Bei einem öffentlichen Auftritt erlebte Merz einen peinlichen Moment, als er nach Fortschritten unter seiner Regierung gefragt wurde. Während das Publikum lachte, zögerte er mit der Antwort. Dennoch betonte er später, seine Regierung habe die Beziehungen zur NATO stabilisiert und Reformen vorangetrieben.
Über 360.000 Menschen nahmen bundesweit an den Maikundgebungen teil.
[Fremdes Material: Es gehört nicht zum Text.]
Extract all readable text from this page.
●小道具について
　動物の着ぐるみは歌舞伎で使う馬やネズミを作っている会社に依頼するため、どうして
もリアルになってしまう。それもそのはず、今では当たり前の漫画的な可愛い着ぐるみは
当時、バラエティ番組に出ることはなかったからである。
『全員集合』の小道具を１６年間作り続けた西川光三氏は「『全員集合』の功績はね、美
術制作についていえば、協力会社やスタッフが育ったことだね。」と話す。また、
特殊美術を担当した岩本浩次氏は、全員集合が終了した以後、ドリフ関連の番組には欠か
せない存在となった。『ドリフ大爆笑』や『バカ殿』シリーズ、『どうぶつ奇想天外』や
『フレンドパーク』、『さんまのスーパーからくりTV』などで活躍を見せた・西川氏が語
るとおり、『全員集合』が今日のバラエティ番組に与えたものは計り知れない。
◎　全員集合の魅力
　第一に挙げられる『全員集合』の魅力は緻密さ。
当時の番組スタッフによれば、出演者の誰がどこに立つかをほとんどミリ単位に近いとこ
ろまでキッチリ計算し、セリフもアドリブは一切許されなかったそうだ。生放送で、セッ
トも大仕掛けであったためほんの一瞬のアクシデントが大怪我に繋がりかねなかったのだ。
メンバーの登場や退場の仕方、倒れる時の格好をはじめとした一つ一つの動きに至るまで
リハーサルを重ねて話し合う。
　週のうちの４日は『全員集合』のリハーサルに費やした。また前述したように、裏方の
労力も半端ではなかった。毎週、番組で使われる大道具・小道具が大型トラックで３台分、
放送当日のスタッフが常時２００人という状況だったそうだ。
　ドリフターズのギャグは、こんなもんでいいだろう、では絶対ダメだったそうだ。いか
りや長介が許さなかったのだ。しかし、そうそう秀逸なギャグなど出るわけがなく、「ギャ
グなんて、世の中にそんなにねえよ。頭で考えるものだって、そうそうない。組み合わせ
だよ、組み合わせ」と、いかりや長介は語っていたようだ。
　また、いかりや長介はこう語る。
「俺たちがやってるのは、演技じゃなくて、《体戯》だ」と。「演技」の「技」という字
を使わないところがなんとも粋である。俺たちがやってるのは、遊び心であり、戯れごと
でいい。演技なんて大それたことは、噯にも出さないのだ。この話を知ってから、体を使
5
Die Demonstranten marschierten unter dem Motto „Unsere Jobs zuerst, eure Profite zweitrangig“. Einige Gruppen forderten Merz direkt zum Rücktritt auf – ein Zeichen für die breite Ablehnung seiner Politik.
Die Proteste zeigten die anhaltende Wut über wirtschaftliche und arbeitsmarktpolitische Missstände. Merzs Versprechen auf Fortschritt überzeugen viele nicht, die Skepsis wächst nach Monaten im Amt. Das Ausmaß der Demonstrationen deutet darauf hin, dass seine Regierung vor schwierigen Zeiten steht.